Under controlled conditions, the formation of biofilm presented higher development at 96 h after inoculation, presenting readings with a mean value of 1.86 OD. Although the inoculation was controlled in the study, uncontrolled inoculation in the field during cultivation or at various points during the fruits’ processing and commercialization could occur through vehicles such as water, substrate, and inadequate crop management. Thus, it is feasible that in the lapse of a few days’ bacteria inoculated in this manner could colonize and form biofilm on tomato fruits meant for consumption. Erickson (2012) suggests that pathogenic bacteria like E. coli O157:H7 can survive on the surface of the plant, penetrate the epicarp and eventually establish in and colonize the mesocarp. This, in conjunction with the biofilm formation on the epidermis, makes it difficult to eliminate bacteria by traditional methods (Xicohtencatl et al. 2009). When a vegetable like tomato is exposed to bacteria, the bacteria tend to attach to the epidermis of the fruit; firm adhesion generally takes up to a few hours. At that point, the adhesion becomes strong enough to resist conventional washing, making bacteria removal more difficult. The situation can become more serious with persistent humidity, which allows the synthesis of polymers, and therefore, the formation of biofilm (Avila et al. 2018).
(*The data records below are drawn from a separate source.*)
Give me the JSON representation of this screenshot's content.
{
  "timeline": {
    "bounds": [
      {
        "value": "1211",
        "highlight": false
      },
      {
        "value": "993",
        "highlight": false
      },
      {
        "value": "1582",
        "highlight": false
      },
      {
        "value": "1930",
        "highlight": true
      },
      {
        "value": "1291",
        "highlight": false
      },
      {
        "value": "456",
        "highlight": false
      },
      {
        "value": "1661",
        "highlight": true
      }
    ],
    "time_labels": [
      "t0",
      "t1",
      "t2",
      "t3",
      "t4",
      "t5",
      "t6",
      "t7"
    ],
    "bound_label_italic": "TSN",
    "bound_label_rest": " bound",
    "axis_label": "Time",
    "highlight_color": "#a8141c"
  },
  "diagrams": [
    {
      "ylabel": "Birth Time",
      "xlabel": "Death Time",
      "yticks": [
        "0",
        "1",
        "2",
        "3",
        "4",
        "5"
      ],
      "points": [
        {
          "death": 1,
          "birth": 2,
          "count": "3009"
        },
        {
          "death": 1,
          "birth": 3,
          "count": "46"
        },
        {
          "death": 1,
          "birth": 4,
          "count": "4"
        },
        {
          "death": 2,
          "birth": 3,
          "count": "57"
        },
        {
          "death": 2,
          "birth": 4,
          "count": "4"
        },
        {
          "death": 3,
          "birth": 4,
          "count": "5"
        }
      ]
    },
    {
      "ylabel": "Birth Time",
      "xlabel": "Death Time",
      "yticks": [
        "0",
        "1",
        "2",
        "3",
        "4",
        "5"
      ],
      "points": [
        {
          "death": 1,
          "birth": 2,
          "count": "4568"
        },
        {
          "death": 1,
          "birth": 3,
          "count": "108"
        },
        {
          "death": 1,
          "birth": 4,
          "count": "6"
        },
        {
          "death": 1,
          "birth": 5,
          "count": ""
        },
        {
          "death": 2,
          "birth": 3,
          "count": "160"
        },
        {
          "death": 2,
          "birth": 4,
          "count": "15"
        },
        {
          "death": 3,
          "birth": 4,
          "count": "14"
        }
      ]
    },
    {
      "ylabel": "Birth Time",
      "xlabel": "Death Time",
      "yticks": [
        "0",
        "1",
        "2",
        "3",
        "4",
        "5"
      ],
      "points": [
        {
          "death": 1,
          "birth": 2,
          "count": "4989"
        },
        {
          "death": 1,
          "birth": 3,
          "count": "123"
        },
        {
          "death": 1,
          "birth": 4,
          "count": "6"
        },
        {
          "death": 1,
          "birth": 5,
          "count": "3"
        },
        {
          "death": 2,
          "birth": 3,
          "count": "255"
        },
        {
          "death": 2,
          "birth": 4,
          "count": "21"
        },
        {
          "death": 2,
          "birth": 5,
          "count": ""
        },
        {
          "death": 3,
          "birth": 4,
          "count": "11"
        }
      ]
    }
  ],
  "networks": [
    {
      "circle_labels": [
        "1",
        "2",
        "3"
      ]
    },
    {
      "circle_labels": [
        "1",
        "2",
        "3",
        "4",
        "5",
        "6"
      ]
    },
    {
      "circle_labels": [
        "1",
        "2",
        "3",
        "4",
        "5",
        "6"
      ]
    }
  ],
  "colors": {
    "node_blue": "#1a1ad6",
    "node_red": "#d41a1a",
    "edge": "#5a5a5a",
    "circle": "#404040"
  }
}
The strains analyzed in this study showed the capacity to produce biofilm on inert and live surfaces (tomato) within 24h of incubation. Furthermore, it has been reported that O157:H7 strains of E. coli can penetrate natural openings in the plant, such as the sub-stomatal cavities of the leaves (Brandl, 2008; Erickson, 2012; Kroupitski et al., 2009). Once the bacterial cells are found inside the plant or protected by an exopolysaccharide matrix, they are protected from most superficial disinfectants (Gomes et al., 2009). Therefore, if the pathogen possesses the ability to form biofilm and can adhere to plant tissues in a crop, there will be a latent risk to human health from the ingestion of the contaminated product (Deering et al. 2012; Warriner et al. 2003). Importantly, E. coli O157:H7 established on fruits and vegetable maintains its virulence to humans (Mukhopadhyay et al. 2014), such that the presence of E. coli O157:H7 in food practically guarantees a disease outbreak, which could have serious consequences (Figueroa 2011; Lajhar et al.2018; Torres, 2015).